President Bush is supposed to give the details today on how he proposes to deliver health care to the American people without pulverizing what is left of a thoroughly busted budget. His plan will be blasted by Democratic opponents who are pushing two alternative approaches in an election-year struggle over an issue that ranks at the top of voter concerns. Both parties, we suspect, will emphasize what goodies they have to offer. Both parties, we further suspect, will range from mute to circumspect on how they plan to pay for it.
Yet paying for health care ranks right up there with reforming the health-care system as the most important budgetary problem confronting this country. The two issues are linked inextricably. Medicare and Medicaid, two federal programs that entitle mostly elderly or poor people to both federal and state assistance in meeting their health bills, are rocketing skyward on a trajectory that leaves even the defense budget far behind.
Mandated federal programs -- mostly Medicare, Medicaid, unemployment compensation and farm price supports -- account for $766.8 billion in the new Bush budget. That is approximately half the entire $1.52 trillion spending plan the president has proposed and far more than double the proposed $281 billion defense budget.

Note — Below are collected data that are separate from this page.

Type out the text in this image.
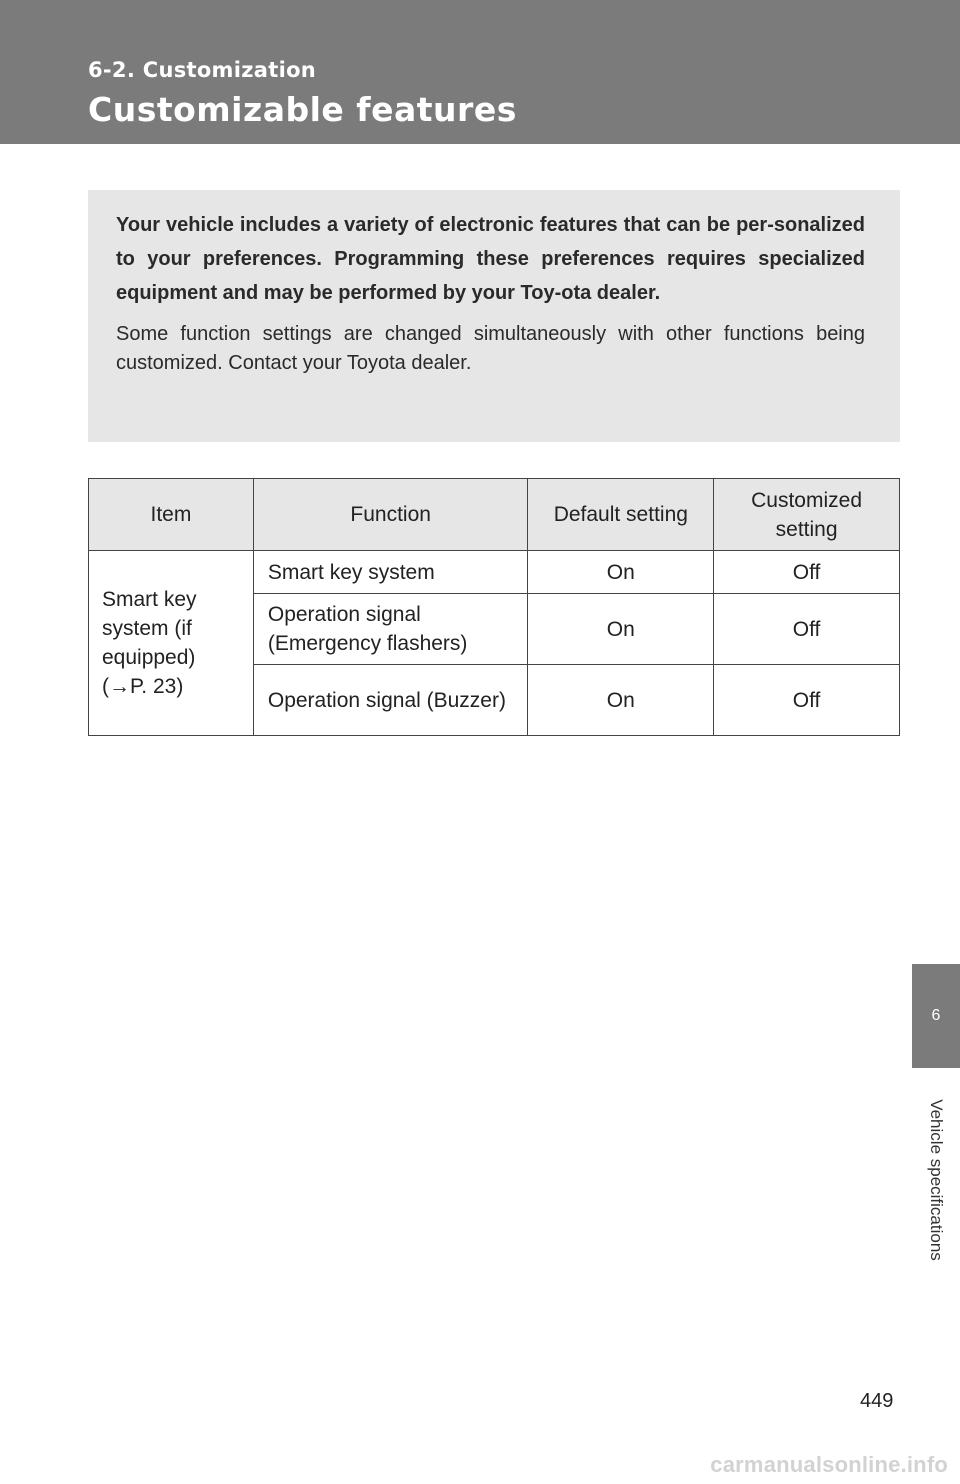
6-2. Customization
Customizable features

Your vehicle includes a variety of electronic features that can be per-sonalized to your preferences. Programming these preferences requires specialized equipment and may be performed by your Toy-ota dealer.

Some function settings are changed simultaneously with other functions being customized. Contact your Toyota dealer.

Item	Function	Default setting	Customized setting
Smart key system (if equipped) (→P. 23)	Smart key system	On	Off
	Operation signal (Emergency flashers)	On	Off
	Operation signal (Buzzer)	On	Off
6
Vehicle specifications
449
carmanualsonline.info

There are no real controls on this entitlement spending. Congress keeps adding strands to the safety net and once they are part of the fabric nothing can rip them out. Instead, government costs are determined by such outside factors as population growth and aging, birth rates and the state of the economy. As recession drops more people into poverty, federal and state governments have to pay out more and more money.
President Bush and Budget Director Richard Darman have called for "a mechanism that limits the growth in aggregate mandatory spending" to parallel curbs on discretionary spending imposed by the 1990 budget agreement. Otherwise, the sky's the limit. Entitlement costs have gone from $32.3 billion in 1962 to $766 billion for 1993. Medicaid alone is up 17 percent over a year ago, and is crunching both state and federal budgets.
Mr. Darman estimates that if entitlement costs merely reflected population growth and the inflation rate, projected mandatory government spending in the next five years would be reduced by a "shocking" $390 billion -- perhaps enough to bring the budget into balance. Even with a few softening add-ons, this is just not enough for some free-spending Democrats. They portray such controls as evidence of Republican callousness but neglect to point out how stratospheric deficits skew distribution of wealth in favor of the rich.
We have no illusions that health-care reform or health-care financing will be responsibly dealt with by the Washington establishment in this campaign year. But just to get these subjects on the national agenda will be an accomplishment. They cannot be bypassed much longer.